Dans un objectif de transparence, la publication sommaire des comptes au Journal officiel de la République française prévue par la loi n° 88-227 du 11 mars 1988 serait remplacée par une publication détaillée . Dans un souci de transparence et sur la proposition de son rapporteur, votre commission a prévu de publier ces informations en open data pour qu'elles puissent être réutilisées dans les conditions de droit commun prévues par le code des relations entre le public et l'administration ( article 8 du projet de loi ).

La CNCCFP bénéficierait également d'une information annuelle sur les contrats de prêt conclus par des personnes physiques avec des candidats et partis et groupements politiques et leur état de remboursement ( articles 8 et 9 du projet de loi ).

Sur proposition de son rapporteur, votre commission a jugé nécessaire de renforcer les moyens humains de la CNCCFP pour lui permettre d'exercer ses missions , en prévoyant la désignation par le Premier président de la Cour des comptes de magistrats financiers, en activité ou honoraires, chargés d'assister cette autorité administrative indépendante ( article 9 ter du projet de loi ).

3. Un arsenal répressif complété en matière de financement de la vie politique

Les peines encourues en cas de violation des règles de financement des campagnes électorales et des partis et groupements politiques seraient portées à trois ans d'emprisonnement et 45 000 € d'amende, contre un an d'emprisonnement et 3 750 € d'amende actuellement ( articles 8 et 9 du projet de loi).

Au regard du quantum particulièrement faible actuellement en vigueur, notamment pour les amendes, votre commission a souscrit à ces modifications.

Sur la proposition de M. Hugues Portelli, elle a en outre institué une sanction pénale en cas d'absence de dépôt de ses comptes annuels par un parti ou groupement politique , ce qui, en 2015, était le cas pour 25 % des 451 partis recensés par la CNCCFP ( article 8 du projet de loi ).
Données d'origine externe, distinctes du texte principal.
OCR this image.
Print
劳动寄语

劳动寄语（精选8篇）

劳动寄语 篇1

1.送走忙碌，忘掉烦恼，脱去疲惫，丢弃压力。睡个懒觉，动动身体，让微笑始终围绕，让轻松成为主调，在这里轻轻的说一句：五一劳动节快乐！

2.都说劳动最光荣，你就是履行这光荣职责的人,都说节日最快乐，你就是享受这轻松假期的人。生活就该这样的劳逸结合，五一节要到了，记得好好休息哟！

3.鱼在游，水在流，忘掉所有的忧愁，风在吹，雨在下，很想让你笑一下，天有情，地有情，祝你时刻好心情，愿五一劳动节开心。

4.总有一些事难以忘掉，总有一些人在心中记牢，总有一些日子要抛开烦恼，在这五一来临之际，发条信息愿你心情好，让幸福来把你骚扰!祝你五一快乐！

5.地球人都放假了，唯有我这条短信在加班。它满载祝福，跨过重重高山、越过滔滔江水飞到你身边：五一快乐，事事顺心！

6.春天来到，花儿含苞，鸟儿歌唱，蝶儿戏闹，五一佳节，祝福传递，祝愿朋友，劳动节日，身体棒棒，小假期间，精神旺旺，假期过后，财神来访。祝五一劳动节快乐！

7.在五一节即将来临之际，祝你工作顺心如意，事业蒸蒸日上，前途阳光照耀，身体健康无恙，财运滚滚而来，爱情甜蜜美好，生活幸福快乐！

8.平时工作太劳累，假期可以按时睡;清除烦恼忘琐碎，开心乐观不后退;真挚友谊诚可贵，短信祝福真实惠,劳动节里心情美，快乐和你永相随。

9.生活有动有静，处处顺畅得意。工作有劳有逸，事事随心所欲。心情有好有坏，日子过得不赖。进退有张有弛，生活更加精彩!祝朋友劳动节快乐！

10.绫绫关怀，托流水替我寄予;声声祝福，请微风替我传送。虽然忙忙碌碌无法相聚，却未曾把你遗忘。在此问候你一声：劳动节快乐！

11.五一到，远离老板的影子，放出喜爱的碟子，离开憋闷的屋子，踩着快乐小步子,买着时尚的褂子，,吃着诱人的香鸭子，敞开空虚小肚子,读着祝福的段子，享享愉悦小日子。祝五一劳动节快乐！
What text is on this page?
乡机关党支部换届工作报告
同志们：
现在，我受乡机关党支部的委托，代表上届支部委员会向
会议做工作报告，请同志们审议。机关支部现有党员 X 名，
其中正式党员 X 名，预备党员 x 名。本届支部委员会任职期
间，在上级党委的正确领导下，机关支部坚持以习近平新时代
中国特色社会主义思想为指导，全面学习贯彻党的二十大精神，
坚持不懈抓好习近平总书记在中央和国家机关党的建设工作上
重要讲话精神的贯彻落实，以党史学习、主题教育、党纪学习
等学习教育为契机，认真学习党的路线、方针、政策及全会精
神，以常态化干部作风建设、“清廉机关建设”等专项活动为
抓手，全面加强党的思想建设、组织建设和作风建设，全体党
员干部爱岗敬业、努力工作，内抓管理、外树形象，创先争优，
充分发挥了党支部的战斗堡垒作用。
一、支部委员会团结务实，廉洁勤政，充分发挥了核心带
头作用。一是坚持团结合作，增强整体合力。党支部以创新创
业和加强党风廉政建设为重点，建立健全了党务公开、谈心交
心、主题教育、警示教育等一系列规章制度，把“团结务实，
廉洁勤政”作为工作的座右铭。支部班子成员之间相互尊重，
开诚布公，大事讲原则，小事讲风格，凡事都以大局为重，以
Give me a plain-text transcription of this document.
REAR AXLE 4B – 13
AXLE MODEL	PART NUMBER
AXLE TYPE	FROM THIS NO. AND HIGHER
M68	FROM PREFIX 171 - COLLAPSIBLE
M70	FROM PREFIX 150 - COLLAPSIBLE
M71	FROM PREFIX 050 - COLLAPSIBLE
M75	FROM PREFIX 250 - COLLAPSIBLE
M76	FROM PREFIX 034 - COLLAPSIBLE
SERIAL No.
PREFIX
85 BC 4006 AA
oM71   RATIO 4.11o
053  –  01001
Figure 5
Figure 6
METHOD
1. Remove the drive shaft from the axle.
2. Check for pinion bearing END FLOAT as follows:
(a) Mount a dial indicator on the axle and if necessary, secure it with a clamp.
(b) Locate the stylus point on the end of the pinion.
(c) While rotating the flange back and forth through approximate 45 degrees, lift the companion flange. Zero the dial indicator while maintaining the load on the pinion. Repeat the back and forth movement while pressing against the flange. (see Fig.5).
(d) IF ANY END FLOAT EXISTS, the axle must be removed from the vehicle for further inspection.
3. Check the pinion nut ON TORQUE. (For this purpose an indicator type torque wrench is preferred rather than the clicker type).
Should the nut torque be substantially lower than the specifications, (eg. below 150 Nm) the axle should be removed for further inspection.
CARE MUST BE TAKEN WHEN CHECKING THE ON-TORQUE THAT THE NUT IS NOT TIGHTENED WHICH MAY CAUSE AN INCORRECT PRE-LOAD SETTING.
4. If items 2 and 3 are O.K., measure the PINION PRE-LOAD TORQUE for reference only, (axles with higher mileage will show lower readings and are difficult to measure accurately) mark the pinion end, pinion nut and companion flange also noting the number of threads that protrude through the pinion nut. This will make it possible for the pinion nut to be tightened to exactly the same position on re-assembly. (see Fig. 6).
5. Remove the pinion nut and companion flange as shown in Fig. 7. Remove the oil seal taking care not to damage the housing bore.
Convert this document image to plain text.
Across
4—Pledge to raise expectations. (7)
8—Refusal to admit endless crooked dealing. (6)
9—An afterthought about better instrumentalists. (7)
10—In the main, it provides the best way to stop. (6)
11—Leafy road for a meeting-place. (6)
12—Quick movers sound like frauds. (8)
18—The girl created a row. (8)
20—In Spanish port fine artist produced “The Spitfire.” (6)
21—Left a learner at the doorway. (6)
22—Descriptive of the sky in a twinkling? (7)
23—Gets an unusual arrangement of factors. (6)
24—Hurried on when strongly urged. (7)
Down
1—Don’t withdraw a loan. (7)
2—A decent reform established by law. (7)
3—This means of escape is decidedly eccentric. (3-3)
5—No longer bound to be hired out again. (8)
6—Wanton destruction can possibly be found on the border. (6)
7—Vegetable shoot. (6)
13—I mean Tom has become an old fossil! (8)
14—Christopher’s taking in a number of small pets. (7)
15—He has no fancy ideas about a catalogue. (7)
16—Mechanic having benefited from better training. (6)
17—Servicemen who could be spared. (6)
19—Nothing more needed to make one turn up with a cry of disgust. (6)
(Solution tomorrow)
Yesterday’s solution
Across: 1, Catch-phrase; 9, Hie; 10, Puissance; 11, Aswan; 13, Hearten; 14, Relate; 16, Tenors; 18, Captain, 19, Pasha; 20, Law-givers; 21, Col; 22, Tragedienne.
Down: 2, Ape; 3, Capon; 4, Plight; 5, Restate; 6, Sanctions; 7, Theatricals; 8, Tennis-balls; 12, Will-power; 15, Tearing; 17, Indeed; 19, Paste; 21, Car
Les sanctions administratives actuelles sont inefficaces car elles s'appliquent de manière différée, à savoir l'année suivante, ce qui laisse le temps aux dirigeants du parti de mettre ce dernier « en sommeil » et de verser éventuellement ses fonds à un nouveau parti. C'est pourquoi votre commission a considéré qu'une sanction pénale s'imposait pour faire respecter ces règles de transparence.


* 15 La CNCCFP veille au dépôt de leurs comptes annuels, certifiés par un ou deux commissaires aux comptes, si ces formations politiques ont bénéficié d'un financement public ou privé. Elle assure une publication « sommaire » de ces comptes au Journal officiel . Elle ne vérifie que le respect des obligations comptables de ces partis. Elle peut, pour l'exercice de sa mission, solliciter, depuis 2013, toutes les pièces justificatives requises.